Oracle処理のレプリケーション遅延に対処

 JunoDBのクラスタ間レプリケーションを使用することで、Oracle処理におけるレプリケーションの遅延に対処し、あらゆる場所でほぼ瞬時に一貫性のある読み取りが可能になる。この「レイテンシブリッジング技術」により、アカウント/ユーザーの作成と支払い処理におけるマルチデータセンターのアクティブ-アクティブ処理において、高い可用性や信頼性、読み取りスケーリングが保証される。

JunoDBのアーキテクチャ

 PayPalによると、JunoDBアーキテクチャは、シンプルさや拡張性、セキュリティ、適応性を念頭に設計された、信頼性と拡張性の高いソリューションだという。JunoDBは、プロキシベースの設計をベースにしており、リニアな水平接続のスケーリングができる。また、クライアントライブラリから複雑さを排除し、アプリケーションから複雑なロジックや設定を排除することで、開発プロセスを簡素化する。

 JunoDBは一貫性のあるハッシュを使用してデータを分割し、クラスタの拡張や縮小時のデータ移動を最小限に抑えるという。そして、ダウンタイムゼロを実現するため、JunoDBはデータセンター内およびデータセンター間のレプリケーションを使用し、クォーラムベースのプロトコルと2フェーズコミットによってデータの一貫性を保証している。

 最優先事項はセキュリティで、TLSのサポートとペイロードの暗号化により、データを保護する。プラガブルストレージエンジンの設計によって新しいストレージテクノロジーへのアップグレードが行えるため、JunoDBは適応性を維持し、変化するニーズや要件に合わせて長期的に進化することができるという。

可用性の確保

 高い可用性を維持することは、極めて重要である。しかし、予期せぬシステム停止は、ソフトウェアのバグ、ハードウェア障害(ディスクやネットワークコンポーネントの障害)や停電、あるいは人為的ミスなど、さまざまな理由で発生する可能性がある。

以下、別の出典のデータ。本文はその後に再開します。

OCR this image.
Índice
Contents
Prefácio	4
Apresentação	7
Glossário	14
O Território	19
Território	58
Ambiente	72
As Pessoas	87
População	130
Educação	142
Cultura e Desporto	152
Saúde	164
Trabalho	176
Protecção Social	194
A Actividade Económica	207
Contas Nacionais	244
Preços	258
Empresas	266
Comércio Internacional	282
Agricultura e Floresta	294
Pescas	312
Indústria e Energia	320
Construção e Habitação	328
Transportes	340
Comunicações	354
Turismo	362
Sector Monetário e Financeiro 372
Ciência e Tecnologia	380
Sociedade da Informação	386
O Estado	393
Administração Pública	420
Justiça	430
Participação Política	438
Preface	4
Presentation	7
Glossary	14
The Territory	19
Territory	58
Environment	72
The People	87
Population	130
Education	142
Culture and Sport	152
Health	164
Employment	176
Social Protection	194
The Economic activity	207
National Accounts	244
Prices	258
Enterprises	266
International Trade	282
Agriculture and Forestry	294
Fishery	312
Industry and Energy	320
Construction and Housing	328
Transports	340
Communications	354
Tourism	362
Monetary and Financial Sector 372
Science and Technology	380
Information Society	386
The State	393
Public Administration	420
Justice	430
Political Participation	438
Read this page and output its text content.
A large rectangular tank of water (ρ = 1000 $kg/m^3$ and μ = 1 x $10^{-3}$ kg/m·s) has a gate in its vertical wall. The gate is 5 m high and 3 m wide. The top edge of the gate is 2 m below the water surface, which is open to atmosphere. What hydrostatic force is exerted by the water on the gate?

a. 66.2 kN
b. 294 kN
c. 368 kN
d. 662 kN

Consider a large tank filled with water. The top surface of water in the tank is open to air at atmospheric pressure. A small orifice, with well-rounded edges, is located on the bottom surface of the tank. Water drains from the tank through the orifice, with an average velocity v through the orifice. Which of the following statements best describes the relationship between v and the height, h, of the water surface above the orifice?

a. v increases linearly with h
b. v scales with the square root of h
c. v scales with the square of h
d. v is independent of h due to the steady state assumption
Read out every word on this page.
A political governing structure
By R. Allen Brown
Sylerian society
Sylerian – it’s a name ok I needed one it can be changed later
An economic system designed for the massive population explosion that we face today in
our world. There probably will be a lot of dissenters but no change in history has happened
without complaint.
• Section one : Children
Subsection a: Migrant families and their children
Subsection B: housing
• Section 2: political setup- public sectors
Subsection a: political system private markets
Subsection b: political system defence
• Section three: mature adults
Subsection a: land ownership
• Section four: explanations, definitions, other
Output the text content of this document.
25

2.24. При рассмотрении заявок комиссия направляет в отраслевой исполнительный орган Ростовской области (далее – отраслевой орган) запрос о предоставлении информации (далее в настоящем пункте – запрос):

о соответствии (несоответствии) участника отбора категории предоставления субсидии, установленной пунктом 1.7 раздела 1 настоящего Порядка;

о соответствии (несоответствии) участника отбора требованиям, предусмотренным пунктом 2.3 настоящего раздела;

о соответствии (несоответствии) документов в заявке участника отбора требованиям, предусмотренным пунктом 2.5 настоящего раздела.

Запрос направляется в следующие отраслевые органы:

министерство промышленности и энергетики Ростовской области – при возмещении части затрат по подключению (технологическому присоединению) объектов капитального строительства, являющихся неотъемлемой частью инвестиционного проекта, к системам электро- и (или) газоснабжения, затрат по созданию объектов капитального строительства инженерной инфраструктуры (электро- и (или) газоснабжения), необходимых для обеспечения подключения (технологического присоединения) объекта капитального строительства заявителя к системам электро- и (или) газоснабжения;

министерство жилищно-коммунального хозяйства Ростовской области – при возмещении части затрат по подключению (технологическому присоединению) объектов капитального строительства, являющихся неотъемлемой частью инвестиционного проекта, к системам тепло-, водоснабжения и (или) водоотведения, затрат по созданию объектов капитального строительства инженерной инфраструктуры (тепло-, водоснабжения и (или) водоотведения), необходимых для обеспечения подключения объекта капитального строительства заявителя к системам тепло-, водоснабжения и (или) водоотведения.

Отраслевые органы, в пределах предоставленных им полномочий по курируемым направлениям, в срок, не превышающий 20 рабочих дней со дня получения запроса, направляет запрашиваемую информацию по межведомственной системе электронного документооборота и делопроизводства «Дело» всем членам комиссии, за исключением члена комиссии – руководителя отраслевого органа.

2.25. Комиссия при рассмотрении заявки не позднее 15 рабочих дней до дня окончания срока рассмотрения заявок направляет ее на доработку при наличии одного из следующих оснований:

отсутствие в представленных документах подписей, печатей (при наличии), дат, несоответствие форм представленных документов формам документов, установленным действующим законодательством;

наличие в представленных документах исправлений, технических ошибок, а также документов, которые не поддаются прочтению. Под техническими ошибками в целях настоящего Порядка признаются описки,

このような課題を軽減するため、JunoDBではデータセンター内およびデータセンター間のデータレプリケーションとフェイルオーバー戦略を組み合わせることで、システムの可用性を高めている。

規模に応じたパフォーマンス

 JunoDBは、最も要求の厳しいワークロードを処理しながら、1桁ミリ秒のレスポンスタイムとシームレスなユーザーエクスペリエンスを維持し、スケールに応じたパフォーマンスを発揮する。さらにJunoDBは、アプリケーションのパフォーマンスを犠牲にすることなく、高いスループットと低いレイテンシを提供する。そのため、アプリケーションのスケーラビリティを気にすることなく、ビジネス上の問題解決に集中できるようになる。

高いセキュリティ

 JunoDBは、転送中と静止時の両方でデータを保護するように設計されている。送信中のデータセキュリティを維持するため、クライアントとプロキシ間および異なるデータセンターにあるプロキシ間でTLSを有効にしてデータを複製している。ペイロードの暗号化は、同じデータの多重暗号化を防ぐために、クライアントまたはプロキシレベル(ストレージサーバの外部)で実行される。

 暗号化はクライアント側で行われるのが理想的だが、クライアントで実行されない場合は、プロキシはメタデータフラグを通してこれを検出し、暗号化を実行する。ストレージサーバによって受信され、ストレージエンジンに保存されるデータは全て、静止時のセキュリティを維持するために暗号化される。